Supporting Unitarian Universalist (UU) Students at United Theological Seminary
There have been Unitarian Universalist students at United Theological Seminary (UTS) in the Minneapolis for over 30 years. Today there are nine courses in a four-year rotation for Unitarian Universalist students at UTS. The relationship between the seminary and UU students and clergy is strong and supportive. The program is supervised and coordinated by Rev. Karen Gustafson and Rev. Kate Tucker.
2009 An Idea Took Root
In 2009, the district applied for financial assistance to support seminary students in even more meaningful ways. They received a grant, funds from which are still being used today (2014). Rev. Dr. Kendyl Gibbons worked closely with District Executive Nancy Heege to deepen the relationship with the seminary and develop the in care program.

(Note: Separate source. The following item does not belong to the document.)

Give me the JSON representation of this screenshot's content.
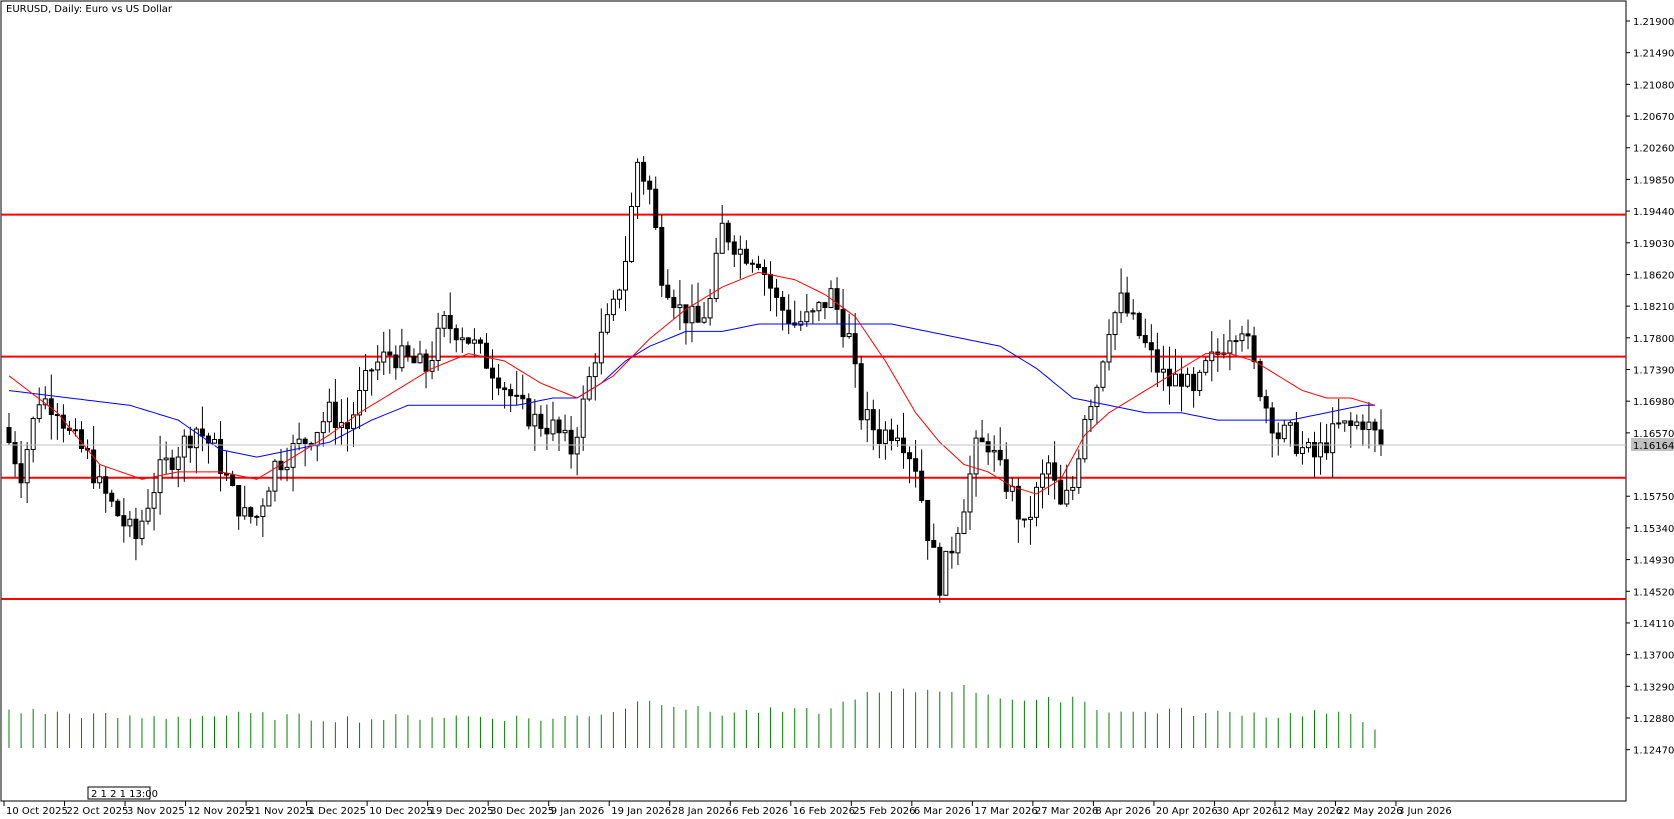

Programs Developed And Still Going
Small Congregation Support
- A program was developed to benefit small congregations by providing five or six weekend visits by a seminary student. Students also benefit by engagement with the congregation
- The grant provides $500 to each congregation, which must provide $1,500 of its own money and must apply for a $1,000 district Chalice Lighter grant. The funds pay students for their honoraria, travel, and other expenses.
- Students are selected by ministers in the area and Congregational Life staff. Students who possess ministerial presence and maturity are selected. Home congregations are contacted for reference. Congregations are informed of the student who has been assigned.
Grant funds also provide scholarships for students to attend District and UUA events, particularly General Assemblies.
- Students gather together once per month for lunch. Involvement varies from year to year depending on the number of UU students enrolled and how intentional they are about seeking support they cannot offer each other. Leadership always seems to emerge out of the student group.
- Facebook is used to communicate.
Ministerial Involvement And Support
- This in care program does not have paid staff or a steering committee, although four ministers in the area lead the effort with the support of the District.
- Ministers lead gatherings for students, usually covering a topic relative to ministry, offering opportunities for students and ministers to get to know each other.
- Ministers offer mock interviews for students preparing for the Ministerial Fellowship Committee.
- The electronic portfolio being used in the Mountain Desert District was adapted and is distributed to students to assist them in developing and tracking their progress toward fellowship.